If you just need to create a new process, you may just create your wrapper function around the actual platform-specific code, that will be selected automatically when the program will be compiled thanks to the preprocessor. Something like this:

int CreateProcess(const char * Executable, const char * CommandLine)
{
#if defined (_WIN32)
    return CreateProcess(Executable, CommandLine /* blah blah blah */)!=FALSE;
#elif defined (_POSIX)
    /* put here all the usual fork+exec stuff */
#else
    #error The CreateProcess function is not defined for the current platform.
#endif
}

By the way, the function can be expanded easily to be blocking, you may simply add a flag (int Blocking, or whatever is now used in C99 for the booleans) that will trigger a WaitForSingleObject for the win32 section and a waitpid for the POSIX section.

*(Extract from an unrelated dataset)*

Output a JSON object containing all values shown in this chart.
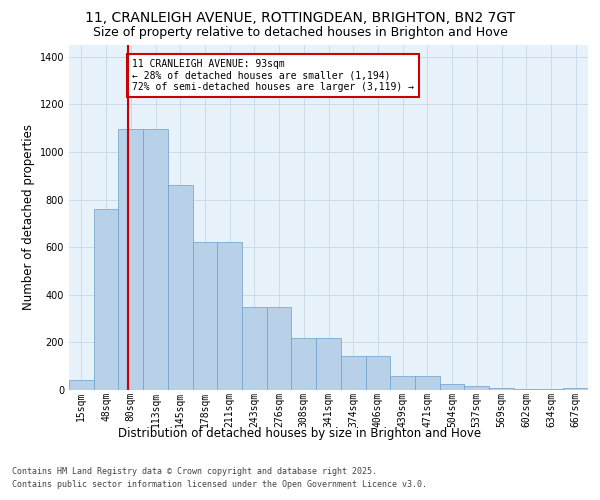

The APIs are different, so there's no way around either writing two pieces of code or linking to a library which does the same.

The Apache Portable Runtime is a good option for writing portable low-level programs in C.

How much control over the other threads do you need? If it is a simple matter of just starting them, then the system() function is probably a good fit. If you want more control over them, I'd look into a library. I know that Qt makes it fairly easy to do some aspects of multi-process programming.

Try system() as it exists on both Posix and Windows.

@Jeff - system() is a blocking call, it will not return until the child process exits.